Figure 4

Induction of endoplasmic reticulum (ER)-stress markers by blockage of mGluR5. (A) Immunoblot analyses to detect GRP78 protein were performed on lysates of BV-2 cells that had been treated with 100 μM MPEP for the indicated time period. β-actin served as a loading control. (B) Densitometric analysis of GRP78 band normalized against β-actin. (C) Cells were preincubated for 1 hour with 1 μM BAPTA-AM or 1 mM sodium phenylbutyrate (PBA), followed by further incubation with 100 μM MPEP for 24 hours.
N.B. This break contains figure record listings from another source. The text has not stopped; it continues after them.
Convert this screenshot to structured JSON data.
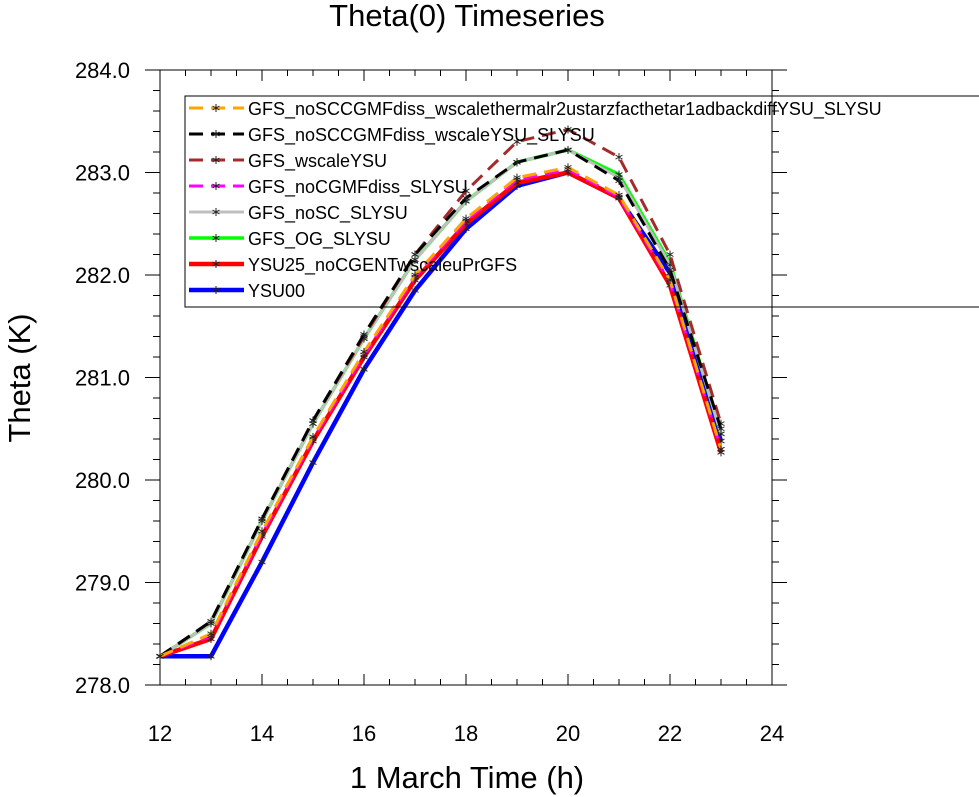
{
  "chart_data": {
    "type": "line",
    "title": "Theta(0) Timeseries",
    "xlabel": "1 March Time (h)",
    "ylabel": "Theta (K)",
    "xlim": [
      12,
      24
    ],
    "ylim": [
      278.0,
      284.0
    ],
    "xticks": [
      "12",
      "14",
      "16",
      "18",
      "20",
      "22",
      "24"
    ],
    "yticks": [
      "278.0",
      "279.0",
      "280.0",
      "281.0",
      "282.0",
      "283.0",
      "284.0"
    ],
    "x": [
      12,
      13,
      14,
      15,
      16,
      17,
      18,
      19,
      20,
      21,
      22,
      23
    ],
    "legend_position": "top-left inside plot",
    "series": [
      {
        "name": "GFS_noSCCGMFdiss_wscalethermalr2ustarzfacthetar1adbackdiffYSU_SLYSU",
        "color": "#ffa500",
        "dash": "dashed",
        "values": [
          278.28,
          278.5,
          279.5,
          280.42,
          281.25,
          282.0,
          282.55,
          282.95,
          283.05,
          282.78,
          281.95,
          280.3
        ]
      },
      {
        "name": "GFS_noSCCGMFdiss_wscaleYSU_SLYSU",
        "color": "#000000",
        "dash": "dashed",
        "values": [
          278.28,
          278.62,
          279.62,
          280.58,
          281.42,
          282.2,
          282.75,
          283.1,
          283.22,
          282.92,
          282.05,
          280.5
        ]
      },
      {
        "name": "GFS_wscaleYSU",
        "color": "#a52a2a",
        "dash": "dashed",
        "values": [
          278.28,
          278.62,
          279.62,
          280.58,
          281.4,
          282.2,
          282.82,
          283.3,
          283.42,
          283.15,
          282.2,
          280.55
        ]
      },
      {
        "name": "GFS_noCGMFdiss_SLYSU",
        "color": "#ff00ff",
        "dash": "dashed",
        "values": [
          278.28,
          278.48,
          279.47,
          280.4,
          281.22,
          281.98,
          282.53,
          282.93,
          283.03,
          282.76,
          281.93,
          280.3
        ]
      },
      {
        "name": "GFS_noSC_SLYSU",
        "color": "#bfbfbf",
        "dash": "solid",
        "values": [
          278.28,
          278.6,
          279.6,
          280.55,
          281.38,
          282.15,
          282.72,
          283.1,
          283.22,
          282.95,
          282.1,
          280.45
        ]
      },
      {
        "name": "GFS_OG_SLYSU",
        "color": "#00ff00",
        "dash": "solid",
        "values": [
          278.28,
          278.6,
          279.6,
          280.55,
          281.38,
          282.15,
          282.72,
          283.1,
          283.22,
          282.98,
          282.12,
          280.45
        ]
      },
      {
        "name": "YSU25_noCGENTwscaleuPrGFS",
        "color": "#ff0000",
        "dash": "solid",
        "values": [
          278.28,
          278.45,
          279.45,
          280.38,
          281.2,
          281.95,
          282.5,
          282.9,
          283.0,
          282.75,
          281.9,
          280.27
        ]
      },
      {
        "name": "YSU00",
        "color": "#0000ff",
        "dash": "solid",
        "values": [
          278.28,
          278.28,
          279.2,
          280.17,
          281.08,
          281.85,
          282.45,
          282.87,
          283.0,
          282.75,
          282.02,
          280.38
        ]
      }
    ]
  }
}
Expression of CHOP, GRP78 and GRP94 mRNA were measured by quantitative PCR. (D) Cells were pre-exposed for 1 hour with 1 mM AICAR or 1 μM compound C, followed by a further incubation with 100 μM MPEP for 2 hours and GRP78 protein levels were analyzed by immunoblotting. (E) Densitometric analysis of GRP78 band normalized against β-actin. (F) Cells were pre-exposed for 1 hour with 1 mM AICAR or 1 μM compound C, followed by a further incubation with 100 μM MPEP. Expression of CHOP, GRP78 and GRP94 mRNA were measured by quantitative PCR and mRNA expression levels were normalized to GAPDH control. Results represent mean ± SD of three independent experiments. Significance was analyzed by one-way ANOVA followed by Tukey’s tests. **P <0.01; ***P <0.005. CHOP, C/EBP homologous protein; GAPDH, glyceraldehyde 3-phosphate dehydrogenase; MPEP, 2-methyl-6-(phenylethynyl)-pyridine.